My first marriage imploded two years in. Looking back decades later, I realize that I just wasn’t ready. I married my college love at 25. We were together for six years before we got married. Two years later, our marriage was over.
I met Craig in December 2002. I was separated at the time, and I wasn’t looking for another relationship. Of course, life doesn’t always hand us things when we’re ready for them. Before our first date, I asked the grandmother who raised me what she thought.
“I think you should go,” she said. The break-up of my marriage — something she thought would last forever — hadn’t been easy for her or my grandfather. They loved my ex and had paid for my fairytale wedding. Getting the OK from Gram mattered to me.
We were always together after our first date
Our first date started at the bar where we met. Craig was a bouncer and DJ there. He ordered a drink. I ordered a shot. We both wore gray tweed coats. A few weeks later, we’d find out we had matching red puffy coats. It seemed fated. He would also tell me he felt time stopped when he saw me for the first time, and he knew then that I was the one.

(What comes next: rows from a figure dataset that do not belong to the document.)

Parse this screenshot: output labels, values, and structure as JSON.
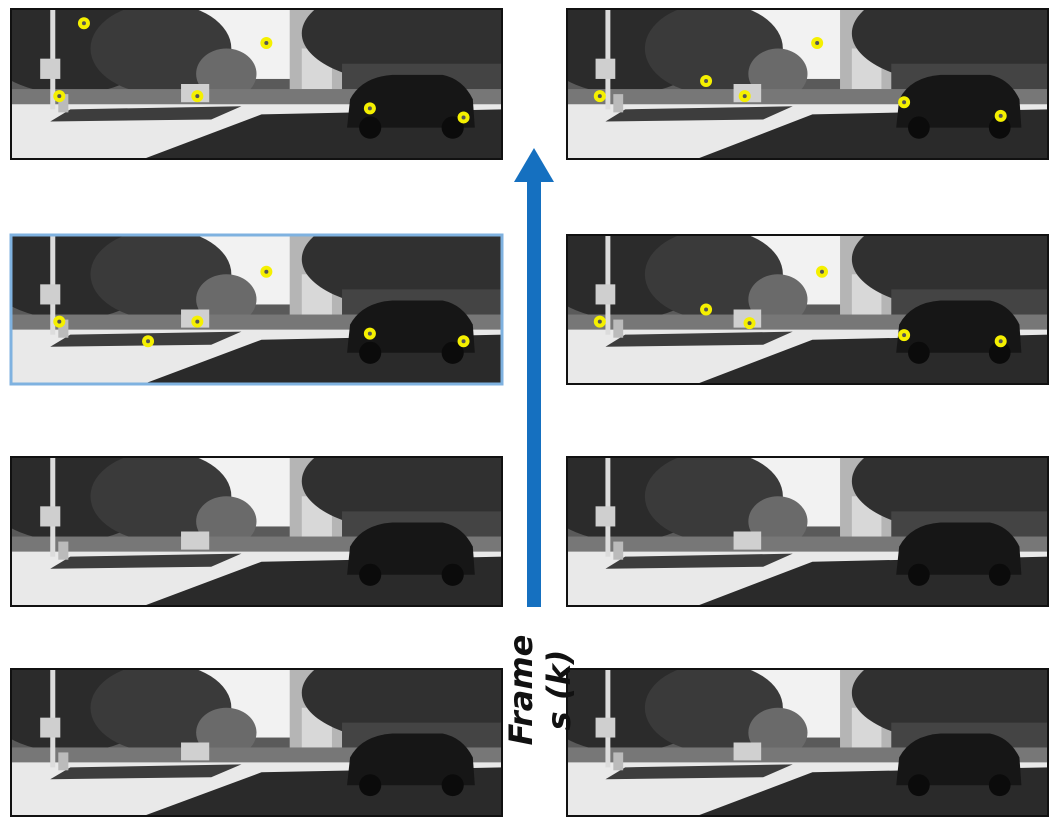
{
  "axis_label": {
    "lines": [
      "Frame",
      "s (k)"
    ]
  }
}
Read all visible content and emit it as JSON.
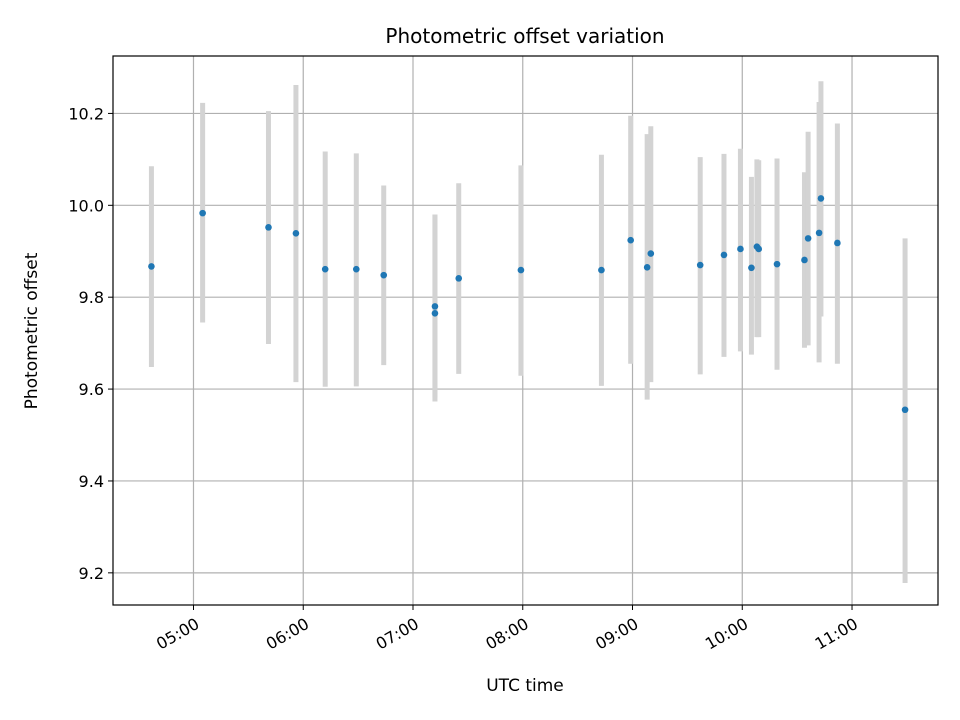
{
  "chart_data": {
    "type": "scatter",
    "title": "Photometric offset variation",
    "xlabel": "UTC time",
    "ylabel": "Photometric offset",
    "grid": true,
    "x_tick_labels": [
      "05:00",
      "06:00",
      "07:00",
      "08:00",
      "09:00",
      "10:00",
      "11:00"
    ],
    "y_tick_labels": [
      "9.2",
      "9.4",
      "9.6",
      "9.8",
      "10.0",
      "10.2"
    ],
    "y_ticks": [
      9.2,
      9.4,
      9.6,
      9.8,
      10.0,
      10.2
    ],
    "xlim": [
      "04:16",
      "11:47"
    ],
    "ylim": [
      9.13,
      10.325
    ],
    "point_color": "#1f77b4",
    "errorbar_color": "#d3d3d3",
    "series": [
      {
        "x": [
          "04:37",
          "05:05",
          "05:41",
          "05:56",
          "06:12",
          "06:29",
          "06:44",
          "07:12",
          "07:12",
          "07:25",
          "07:59",
          "08:43",
          "08:59",
          "09:08",
          "09:10",
          "09:37",
          "09:50",
          "09:59",
          "10:05",
          "10:08",
          "10:09",
          "10:19",
          "10:34",
          "10:36",
          "10:42",
          "10:43",
          "10:52",
          "11:29"
        ],
        "y": [
          9.867,
          9.983,
          9.952,
          9.939,
          9.861,
          9.861,
          9.848,
          9.765,
          9.78,
          9.841,
          9.859,
          9.859,
          9.924,
          9.865,
          9.895,
          9.87,
          9.892,
          9.905,
          9.864,
          9.91,
          9.905,
          9.872,
          9.881,
          9.928,
          9.94,
          10.015,
          9.918,
          9.555
        ],
        "y_low": [
          9.648,
          9.745,
          9.698,
          9.615,
          9.605,
          9.606,
          9.652,
          9.573,
          9.582,
          9.633,
          9.629,
          9.607,
          9.655,
          9.577,
          9.615,
          9.632,
          9.67,
          9.682,
          9.675,
          9.713,
          9.713,
          9.642,
          9.69,
          9.695,
          9.658,
          9.758,
          9.655,
          9.178
        ],
        "y_high": [
          10.085,
          10.223,
          10.205,
          10.262,
          10.117,
          10.113,
          10.043,
          9.98,
          9.98,
          10.048,
          10.087,
          10.11,
          10.195,
          10.155,
          10.172,
          10.105,
          10.112,
          10.123,
          10.062,
          10.1,
          10.098,
          10.102,
          10.072,
          10.16,
          10.225,
          10.27,
          10.178,
          9.928
        ]
      }
    ]
  }
}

I assumed it was a line, but a few months into our relationship, one of his female roommates relayed the same story. The night we met, he took my number down on a piece of paper he’d torn from one of the bar’s cash registers. He still has it in his wallet 22 years later.
After our first date, we were always together. We just knew. Craig’s humor matched mine. He wanted to write comedy for television, and I wanted to be a director. We planned to move to Los Angeles with a brief pit stop in Maine, where he grew up. We would use our time there to save money. After moving in with his parents, I got pregnant.
We had two kids and then we bought our house
Realistically, staying close to our roots (his in Maine, mine two hours away in Massachusetts) made more sense than moving across the country with no friends, family, or jobs. A cross-country move simply wasn’t feasible with a child on the way. We got jobs and an apartment. We set up the nursery and had a baby shower. Zach was born in January 2005.
When Zach was 11 months old, I found out I was pregnant again. We used our tax return money to put a down payment on a small Cape Cod-style house in a neighborhood filled with similar homes. Cameran was born in September 2006.
The logical step before children would have been to get married, according to everyone we knew. I had already done that and would only do it again if I had children. Once the kids came along, I knew marriage would come eventually. The Catholic grandmother who raised me was beside herself. “You have two kids, get married already,” she would beg.
Finally, we had a small wedding at City Hall
In August of 2008, we got married by a woman named Karen at our local City Hall. Our engagement was brief, and Craig asked me to marry him while we sat on the couch watching the kids play one evening after work.
Unlike my first wedding, there was no fancy hotel reception. My brother was my man of honor, and Craig’s younger brother was his best man. I bought a simple dress at Macy’s. It was black with polka dots, and I thought it made me look like a 1950s sitcom wife. Our ‘reception’ consisted of pizza from Craig’s favorite pizza place with the kids. It was a bit last minute; my grandparents didn’t even come.
There was no honeymoon, and 17 years later, it still hasn’t been one. Instead, we’ve taken two family vacations to Florida. We keep saying that one day soon, we will go away, just the two of us. Maybe it will be for our 20th anniversary. I’m not sure. We’ve never really followed a traditional relationship timeline.
What was important to me this time around wasn’t the wedding, and I didn’t care so much about getting married just to be in a marriage. The kids and the home were the commitment. They were the reason we pushed through the rough patches. They were our “til death do us part,” not some bloated ceremony at a hotel surrounded by friends and family. Marriage was a legally binding promise to do whatever we had to for our kids and our family. They were the reason the word meant anything at all to us. They still are.